There was the senator and his wife that announced their marital strife in the media just after he was sworn into office after another flawed person had been kicked out. His wife said that they handled it through counseling and telling their children that marriages have their peaks and valley’s.

Then there was Hulk Hogan’s family that suffered a divorce partly due to his affair with his daughter Brooke’s same aged friend. Brooke responded by writing in her blog, first feeling betrayed by her father to eventually realizing that forgiveness was key to her happiness.

Then last but not least, there is Chelsea Clinton who was recently put on the spot in front of a college campus while campaigning for her life giver. She was caught off guard and replied by saying that it was none of the persons (or country’s I suppose) business.

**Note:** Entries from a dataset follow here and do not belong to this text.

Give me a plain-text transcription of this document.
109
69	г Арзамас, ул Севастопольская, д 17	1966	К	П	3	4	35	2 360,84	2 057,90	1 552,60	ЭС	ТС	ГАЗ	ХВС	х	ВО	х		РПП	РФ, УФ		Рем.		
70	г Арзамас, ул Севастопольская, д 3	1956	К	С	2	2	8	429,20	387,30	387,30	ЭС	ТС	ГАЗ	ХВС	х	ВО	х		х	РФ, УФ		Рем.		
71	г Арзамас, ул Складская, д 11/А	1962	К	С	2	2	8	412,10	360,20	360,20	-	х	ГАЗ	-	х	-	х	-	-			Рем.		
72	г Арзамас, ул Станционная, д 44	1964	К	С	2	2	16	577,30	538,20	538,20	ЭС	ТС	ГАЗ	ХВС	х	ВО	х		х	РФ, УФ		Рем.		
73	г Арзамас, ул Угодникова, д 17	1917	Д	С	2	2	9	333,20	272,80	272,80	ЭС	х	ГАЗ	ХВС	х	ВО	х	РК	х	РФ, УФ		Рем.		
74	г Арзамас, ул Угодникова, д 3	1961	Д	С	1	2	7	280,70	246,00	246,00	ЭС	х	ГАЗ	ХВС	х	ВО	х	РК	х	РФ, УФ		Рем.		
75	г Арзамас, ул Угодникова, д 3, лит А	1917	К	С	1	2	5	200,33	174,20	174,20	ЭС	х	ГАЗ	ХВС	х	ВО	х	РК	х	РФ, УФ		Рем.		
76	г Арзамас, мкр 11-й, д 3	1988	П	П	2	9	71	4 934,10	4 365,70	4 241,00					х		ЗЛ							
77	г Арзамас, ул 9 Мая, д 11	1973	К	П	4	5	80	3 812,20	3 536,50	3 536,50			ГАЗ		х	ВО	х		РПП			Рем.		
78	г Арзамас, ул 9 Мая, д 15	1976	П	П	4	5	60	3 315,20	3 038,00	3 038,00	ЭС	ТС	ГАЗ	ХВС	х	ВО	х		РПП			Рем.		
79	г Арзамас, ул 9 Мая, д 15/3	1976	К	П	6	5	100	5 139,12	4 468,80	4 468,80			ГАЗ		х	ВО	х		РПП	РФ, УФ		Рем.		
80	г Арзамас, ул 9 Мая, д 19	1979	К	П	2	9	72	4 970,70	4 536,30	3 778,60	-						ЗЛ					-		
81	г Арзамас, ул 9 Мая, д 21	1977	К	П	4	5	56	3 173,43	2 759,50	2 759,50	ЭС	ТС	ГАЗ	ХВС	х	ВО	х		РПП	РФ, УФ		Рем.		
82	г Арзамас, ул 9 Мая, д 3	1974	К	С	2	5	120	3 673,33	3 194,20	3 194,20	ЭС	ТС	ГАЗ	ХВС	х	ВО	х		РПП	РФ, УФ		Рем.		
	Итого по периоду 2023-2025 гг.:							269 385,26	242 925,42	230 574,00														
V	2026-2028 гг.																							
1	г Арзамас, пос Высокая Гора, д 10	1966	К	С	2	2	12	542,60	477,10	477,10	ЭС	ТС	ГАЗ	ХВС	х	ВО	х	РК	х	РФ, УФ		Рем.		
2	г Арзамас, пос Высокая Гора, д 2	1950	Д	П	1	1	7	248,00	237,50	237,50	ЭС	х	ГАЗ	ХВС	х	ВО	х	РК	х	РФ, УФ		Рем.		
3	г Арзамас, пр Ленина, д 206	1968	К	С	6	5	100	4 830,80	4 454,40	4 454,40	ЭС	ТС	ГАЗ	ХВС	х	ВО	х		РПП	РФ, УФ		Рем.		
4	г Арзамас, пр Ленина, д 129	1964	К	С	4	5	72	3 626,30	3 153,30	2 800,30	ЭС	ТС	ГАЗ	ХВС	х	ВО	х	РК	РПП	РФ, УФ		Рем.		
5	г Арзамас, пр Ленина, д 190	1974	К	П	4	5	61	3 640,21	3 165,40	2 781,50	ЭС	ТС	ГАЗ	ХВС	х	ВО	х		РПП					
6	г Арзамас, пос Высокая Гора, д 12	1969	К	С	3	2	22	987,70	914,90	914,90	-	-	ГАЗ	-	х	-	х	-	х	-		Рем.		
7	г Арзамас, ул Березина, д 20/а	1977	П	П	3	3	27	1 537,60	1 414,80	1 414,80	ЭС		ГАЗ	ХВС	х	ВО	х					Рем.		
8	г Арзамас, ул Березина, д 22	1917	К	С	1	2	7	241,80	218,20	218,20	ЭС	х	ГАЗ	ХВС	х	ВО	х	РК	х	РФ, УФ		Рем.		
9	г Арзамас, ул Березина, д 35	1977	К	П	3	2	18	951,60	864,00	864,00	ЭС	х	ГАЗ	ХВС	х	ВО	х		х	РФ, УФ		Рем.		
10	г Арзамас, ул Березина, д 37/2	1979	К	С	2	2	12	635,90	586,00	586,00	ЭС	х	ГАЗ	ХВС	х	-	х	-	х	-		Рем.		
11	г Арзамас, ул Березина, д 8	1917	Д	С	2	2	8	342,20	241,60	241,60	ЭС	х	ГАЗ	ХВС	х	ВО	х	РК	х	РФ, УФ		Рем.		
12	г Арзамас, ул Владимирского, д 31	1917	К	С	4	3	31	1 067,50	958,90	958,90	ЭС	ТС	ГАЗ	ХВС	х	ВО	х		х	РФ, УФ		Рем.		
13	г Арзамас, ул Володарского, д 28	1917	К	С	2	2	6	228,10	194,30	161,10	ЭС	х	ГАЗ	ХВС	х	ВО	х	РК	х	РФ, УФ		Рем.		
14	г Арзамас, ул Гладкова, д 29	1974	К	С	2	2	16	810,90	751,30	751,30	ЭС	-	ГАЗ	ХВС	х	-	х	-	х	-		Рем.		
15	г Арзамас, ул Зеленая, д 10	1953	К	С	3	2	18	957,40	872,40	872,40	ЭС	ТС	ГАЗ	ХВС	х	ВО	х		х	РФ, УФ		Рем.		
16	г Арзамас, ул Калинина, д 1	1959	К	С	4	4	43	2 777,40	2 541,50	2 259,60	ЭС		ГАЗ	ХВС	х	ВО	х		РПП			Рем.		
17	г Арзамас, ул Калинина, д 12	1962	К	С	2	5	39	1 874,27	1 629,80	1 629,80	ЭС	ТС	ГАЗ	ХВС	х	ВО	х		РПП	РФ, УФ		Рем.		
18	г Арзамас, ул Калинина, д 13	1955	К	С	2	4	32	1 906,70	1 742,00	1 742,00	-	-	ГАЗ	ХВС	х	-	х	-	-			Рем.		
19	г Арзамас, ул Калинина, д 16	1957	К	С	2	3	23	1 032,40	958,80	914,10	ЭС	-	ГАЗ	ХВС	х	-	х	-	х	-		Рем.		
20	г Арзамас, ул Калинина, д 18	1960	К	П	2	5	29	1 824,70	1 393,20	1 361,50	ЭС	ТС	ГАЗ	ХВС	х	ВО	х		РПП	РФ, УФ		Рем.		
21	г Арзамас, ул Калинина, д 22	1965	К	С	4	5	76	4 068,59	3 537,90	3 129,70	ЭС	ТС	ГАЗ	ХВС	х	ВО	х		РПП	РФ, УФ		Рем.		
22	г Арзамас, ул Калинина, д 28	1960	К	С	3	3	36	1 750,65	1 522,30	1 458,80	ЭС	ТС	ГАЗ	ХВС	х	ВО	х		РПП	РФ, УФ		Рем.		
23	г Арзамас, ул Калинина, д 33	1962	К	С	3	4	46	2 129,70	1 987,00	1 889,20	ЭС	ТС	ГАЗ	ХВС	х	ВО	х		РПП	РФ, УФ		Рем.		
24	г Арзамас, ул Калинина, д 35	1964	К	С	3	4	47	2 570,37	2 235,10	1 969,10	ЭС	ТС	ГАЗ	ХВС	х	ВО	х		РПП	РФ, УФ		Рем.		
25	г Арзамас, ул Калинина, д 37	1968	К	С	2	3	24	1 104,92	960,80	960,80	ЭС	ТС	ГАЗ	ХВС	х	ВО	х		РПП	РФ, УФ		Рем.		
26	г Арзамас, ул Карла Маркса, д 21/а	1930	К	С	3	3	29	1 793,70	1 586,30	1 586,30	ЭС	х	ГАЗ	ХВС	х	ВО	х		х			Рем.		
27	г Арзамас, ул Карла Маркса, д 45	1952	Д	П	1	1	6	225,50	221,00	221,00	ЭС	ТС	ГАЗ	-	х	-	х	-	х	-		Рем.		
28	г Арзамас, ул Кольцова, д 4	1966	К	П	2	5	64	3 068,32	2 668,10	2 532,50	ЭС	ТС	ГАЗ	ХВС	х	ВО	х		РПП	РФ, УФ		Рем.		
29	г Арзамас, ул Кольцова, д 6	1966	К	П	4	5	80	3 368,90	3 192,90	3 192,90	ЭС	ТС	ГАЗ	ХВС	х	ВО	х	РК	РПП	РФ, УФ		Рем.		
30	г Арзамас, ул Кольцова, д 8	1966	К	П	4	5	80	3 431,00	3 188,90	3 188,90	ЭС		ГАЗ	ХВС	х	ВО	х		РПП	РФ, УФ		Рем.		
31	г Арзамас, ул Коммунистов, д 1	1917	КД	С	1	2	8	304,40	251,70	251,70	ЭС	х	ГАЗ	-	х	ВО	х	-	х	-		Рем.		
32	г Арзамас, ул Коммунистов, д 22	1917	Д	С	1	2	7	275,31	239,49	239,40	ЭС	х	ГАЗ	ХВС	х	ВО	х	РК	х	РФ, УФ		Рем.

So the question is, how do we explain adultery or other marital strife to our children? Is there an appropriate way or age? Or more importantly do we respond to them by saying just as Chelsea responded, it’s none of your business?

Too often children (whether adult or not) take sides in marriages. They relive events told by one or the other parent that paint a villain, victim and hero picture. It divides and destructs. The job of parents is to protect, nurture and not let our emotions get the best of us even when something is less than perfect, not going our way or we simply don’t understand it. Our job as their greatest teacher is to teach them how to deal with and solve conflict and strife, not dump it on their lap.